"The... patient should be made to understand that he or she must take charge of his own life. Don't take your body to the doctor as if he were a repair shop."
— Quentin Regestein: Psychiatrist and associate professor
I’m not going to put all doctors into the same category to either praise or criticize them. But when you interact with doctors you find out that a good majority of them were taught a certain “way” and they follow it to the letter.
“The doctors’ way” consists of measuring and documenting objective conditions, also commonly referred to as doing “medical tests.” Doctors want to know your temperature, blood pressure, cholesterol level, red and white blood cell count, etc. They send you to places to have your blood drawn, your chest x-rayed, and your breasts flattened & photographed. The whole point of all this is to determine if the test results are “normal” or “abnormal.” And if they are abnormal, the point is to determine whether the abnormalities point to a certain “diagnosis.”
“The “doctors’ way” is to test you & diagnose you, at which point they will usually declare one of three things, either you are well, you need drugs, or you need surgery.
With fibromyalgia, all of the tests come back normal. A little detour here – If you have been diagnosed with fibromyalgia and any of your tests are abnormal (unless you have something else along with the fibro which accounts for the abnormal tests), push for a different diagnosis. See a different doctor.
For some doctors, diagnosing fibromyalgia takes them out of their comfort zone. There are a ton of subjective abnormalities such as the patient complaining about pain, but there are little or no objective abnormalities that can be measured. All their tests seem to reveal to them that the patient is well.
So the first problem with “the doctors’ way” is that it can not determine if a fibromyalgia patient under their care is getting better or worse (or if they are even sick in the first place).
The second problem with “the doctors’ way” is that it sometimes fails to provide the patient with the best alternative.

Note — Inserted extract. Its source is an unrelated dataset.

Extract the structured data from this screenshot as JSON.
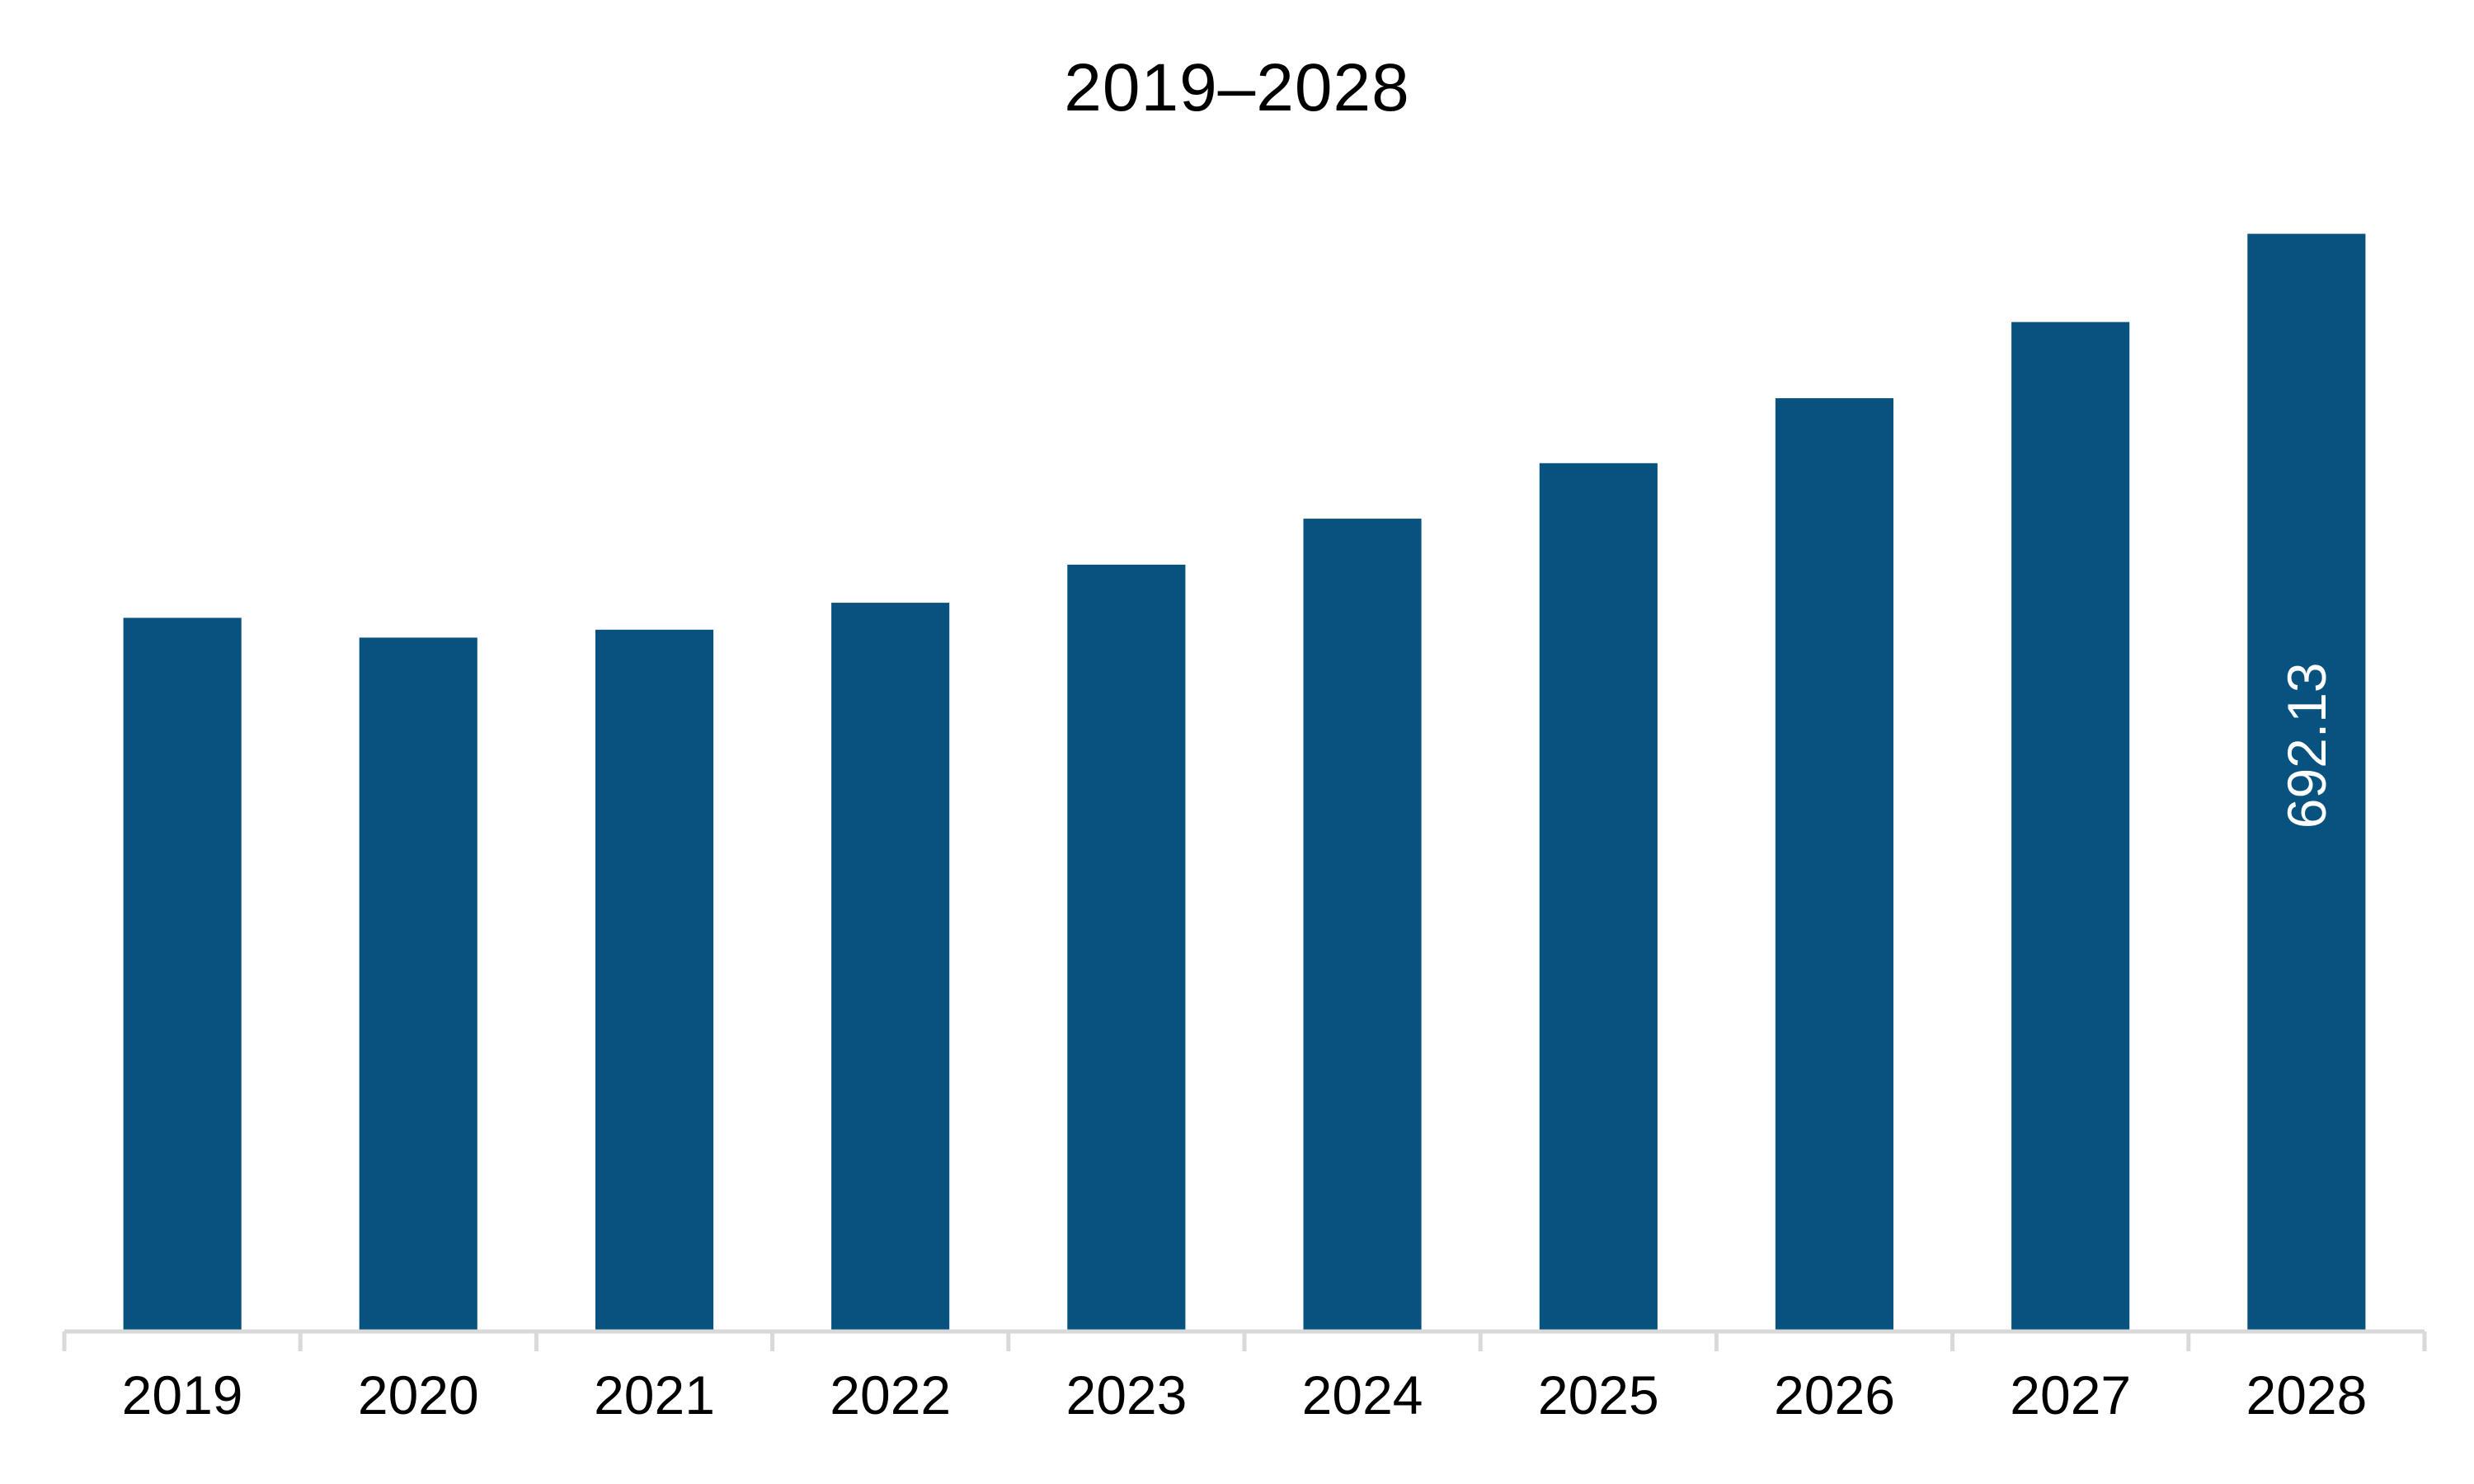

This second problem was brought home to me when I developed little hive-like bumps from the bottom of my chin to my toes. I itched like someone who had been rolling in poison ivy. I covered myself with anti-itch cream and made an appointment with a doctor. My regular doctor was booked up so I agreed to see someone unknown to me from the same clinic. She diagnosed me pretty quickly as having “an allergy.” She pronounced the cure to be “prednisone.” I’m sure I surprised her when I asked if there was another alternative. Being a fibromyalgia patient and sensitive to chemicals, I’m dreadfully hesitant about taking new drugs, especially something as potent as prednisone. She declared “Well, you could figure out what you are allergic to and eliminate it.” We then established that I had changed nothing in my life but that sometimes people become allergic to things suddenly for no apparent reason. She said, “It is probably your clothes or your laundry detergent since you don’t have any bumps above the line of your clothing.” I changed my clothes to 100% cotton and my laundry detergent to “Planet,” which is hypo-allergenic (it also turns out that it is unscented and friendly to the environment). www.planetinc.com My bumps went away and have not returned.
In hindsight, being the intelligent person that I am, I should have been able to figure out that I must be allergic to either my clothes or my detergent, but I didn’t. I needed the doctor to observe that “the bumps ended at the line of my clothing,” but I really didn’t need the doctor to prescribe prednisone. Now prednisone can be the perfect solution (and sometimes the only solution) in some cases and I don’t mean to imply otherwise. Still, if I had simply accepted the first words out of her mouth, I might still be wearing the wrong materials, washing them in the wrong products, and taking prednisone with no hope of ever being able to stop.
Doctors can sometimes provide wonderful, almost miraculous solutions to problems that we can’t solve ourselves. But I wonder if they too often prescribe drugs instead of addressing lifestyle issues. Would your doctor tell you that what you need is to stop smoking, stop drinking, loose weight, eat more healthy foods, dispose or your cat, or change your laundry detergent? If those things don’t come easily, maybe you want to ask some questions before you accept the next prescription. Sometimes prescriptions are necessary and sometimes there really are more desirable solutions.